Malgré ses 170 km de façade maritime et presque autant de sable fin, ses forêts aux essences et aux espèces rares et ses paysages naturels somptueux, le Congo n'a jamais été mis en avant comme un lieu de villégiature. Ce n'est donc pas une destination pour le tourisme de masse et, à moins d'un changement radical de politique générale, il ne le sera probablement jamais. Vous y trouverez des lieux peu cartographiés, quelques pistes à ouvrir et une curiosité souvent bienveillante envers l'étranger. Un pays où la dimension humaine prend tout son sens, où le tourisme reste artisanal dans un monde où il est une industrie, même si les temps changent et que le Congo, qui a retrouvé la paix, s'est ouvert aux flux financiers et humains de la mondialisation, prenant peu à peu conscience de ses atouts touristiques. Offrez-vous le privilège d'être encore considéré comme une personne plutôt que comme un touriste.

« Civilisés jusqu’à la moelle des os ! »

... s'extasiait en découvrant les peuples du Congo l'ethnologue allemand Léo Frobénius qui a entrepris près d'une douzaine d'expéditions en Afrique noire entre 1904 et 1935.

Si aujourd'hui la notion de " civilisé " a des relents coloniaux, les Congolais n'en restent pas moins, très majoritairement, des personnes faisant preuve, sans affectation, d'une délicate politesse.

On peut ici (pour peu que l'on sache sourire et se montrer respectueux) se perdre sans soucis, aller au coeur des quartiers, demander son chemin, se faire guider. Une insouciance et une liberté rares...

Rumba et noix de cola

Plus précieuse que le pétrole : l'énergie que déploient les Congolais dans leurs plaisirs. Une vitalité rieuse, une mobilité et une gourmandise des choses qui rend le quotidien vibrant.

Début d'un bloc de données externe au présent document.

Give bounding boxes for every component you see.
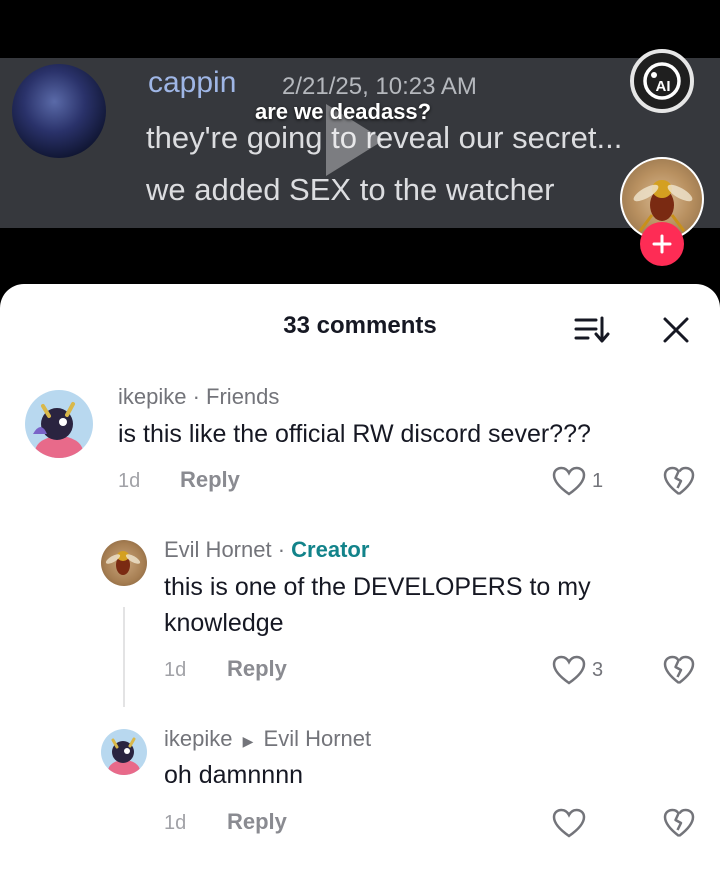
comment-text: is this like the official RW discord sev… — [118, 420, 591, 448]
ai-label-icon[interactable]: AI — [630, 49, 694, 113]
comment-author-name[interactable]: ikepike — [118, 384, 186, 409]
dislike-icon[interactable] — [663, 655, 695, 685]
reply-time: 1d — [164, 812, 187, 834]
comments-count-title: 33 comments — [283, 312, 437, 339]
reply-button[interactable]: Reply — [227, 809, 287, 835]
reply-button[interactable]: Reply — [227, 656, 287, 682]
reply-author[interactable]: Evil Hornet · Creator — [164, 537, 369, 563]
avatar[interactable] — [25, 390, 93, 458]
reply-to-name[interactable]: Evil Hornet — [264, 726, 372, 751]
reply-author[interactable]: ikepike ▶ Evil Hornet — [164, 726, 371, 752]
discord-username: cappin — [148, 66, 237, 99]
heart-icon[interactable] — [552, 655, 586, 685]
reply-author-name[interactable]: ikepike — [164, 726, 232, 751]
reply-text: oh damnnnn — [164, 761, 304, 789]
like-count: 1 — [592, 470, 604, 492]
dislike-icon[interactable] — [663, 466, 695, 496]
reply-arrow-icon: ▶ — [242, 733, 254, 749]
reply-author-name[interactable]: Evil Hornet — [164, 537, 272, 562]
discord-avatar — [12, 64, 106, 158]
plus-icon — [652, 234, 672, 254]
thread-line — [123, 607, 125, 707]
video-caption: are we deadass? — [255, 99, 432, 124]
creator-tag: Creator — [291, 537, 370, 562]
svg-text:AI: AI — [656, 78, 671, 95]
heart-icon[interactable] — [552, 466, 586, 496]
avatar[interactable] — [101, 540, 147, 586]
comment-time: 1d — [118, 470, 141, 492]
sort-icon[interactable] — [574, 314, 610, 346]
like-count: 3 — [592, 659, 604, 681]
reply-button[interactable]: Reply — [180, 467, 240, 493]
friends-tag: Friends — [206, 384, 280, 409]
video-player[interactable]: cappin 2/21/25, 10:23 AM they're going t… — [0, 0, 720, 300]
follow-button[interactable] — [640, 222, 684, 266]
close-icon[interactable] — [660, 314, 692, 346]
avatar[interactable] — [101, 729, 147, 775]
reply-text: this is one of the DEVELOPERS to my know… — [164, 573, 591, 637]
comment-author[interactable]: ikepike · Friends — [118, 384, 279, 410]
discord-timestamp: 2/21/25, 10:23 AM — [282, 73, 477, 100]
reply-time: 1d — [164, 659, 187, 681]
dislike-icon[interactable] — [663, 808, 695, 838]
heart-icon[interactable] — [552, 808, 586, 838]
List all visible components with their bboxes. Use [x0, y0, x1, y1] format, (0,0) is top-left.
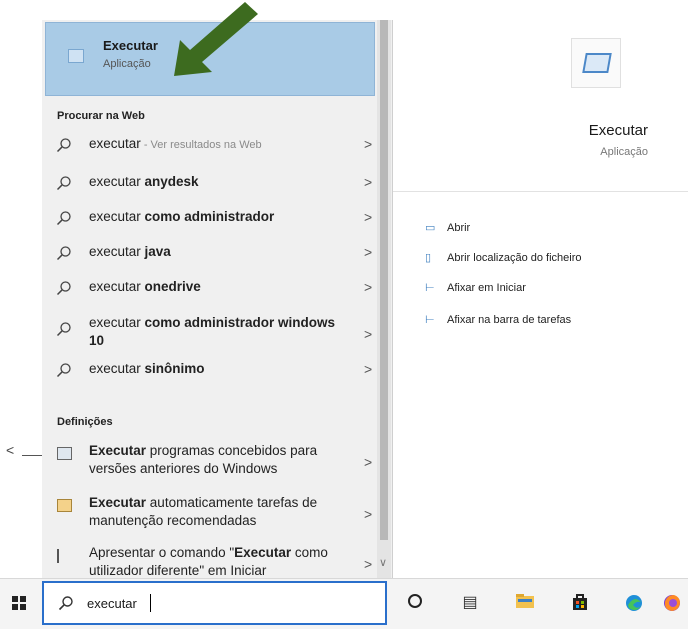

Le soir venu, cette énergie trouve un autre terrain d'expression dans trois des grandes passions congolaises : la danse, la bière et la séduction. La nuit congolaise pulse, du trottoir des quartiers populaires aux boîtes huppées du centre-ville, même si elle peut paraître provinciale au regard de celle de Kinshasa avec ses boîtes qui ne ferment jamais. La conviction que chacun met à s'amuser et à afficher sa présence sur le mercato de la nuit vaut son pesant de ginseng... " On est là ! " disent les Congolais. Avec en prime, la sécurité.

La magie de la forêt Congo

Dès que l'on pénètre dans les terres, la diversité des biotopes n'a d'égal que l'opulence des paysages. Le Congo, irrigué de toute part, généreusement arrosé, est une terre nourricière à l'exubérante flore. La végétation se décline en forêt dense primaire, forêt inondée, forêt galerie, mais aussi savane, steppe, papyraie, mangrove, prairie flottante... Le Congo est, sorti des deux grandes villes du pays - et encore -, le coeur vert de l'Afrique centrale, second poumon de la planète. Les nombreuses réserves naturelles du pays vous permettront de découvrir une faune africaine variée, même si les conditions sont parfois sommaires, à l'exception des parcs de Conkouati au sud ou de la Léfini vers Brazzaville, où les conditions de confort sont meilleures, sans parler du parc d'Odzala au nord du pays - unique, aux accents de lodges sud-africains. Mais les forêts de la Sangha et de la Likouala qui l'entourent, dont le coeur est le territoire privilégié des Pygmées, restent des terres difficiles d'accès et à parcourir... Quels que soient le type d'approche souhaitée, le confort minimum exigé, le voyageur évolue au Congo hors des critères normés de l'industrie touristique. Car on vient au Congo, si ce n'est pour y travailler, pour résolument sortir des sentiers battus.

Avertissement

Infrastructures inégales, réseau routier en devenir, disparités de développement entre les régions, se déplacer au Congo relève parfois du casse-tête en saison sèche voire de l'impossible en saison des pluies. La seule voie de transport " fiable et rapide " entre la majorité des villes, en dehors de celles posées sur la route du Nord, reste l'avion - y compris pour la liaison entre les deux grandes villes du pays, Pointe-Noire et Brazzaville. Ne comptez donc pas sur un timing précis et serré si vous envisagez de sortir des sentiers battus. Dans ce cas, prévoyez aussi de sacrifier un peu de confort : les coupures récurrentes d'électricité de certains quartiers - qui peuvent s'éterniser plusieurs jours - doublées d'une distribution aléatoire de l'eau " au robinet " rendent parfois le quotidien plus " compliqué ".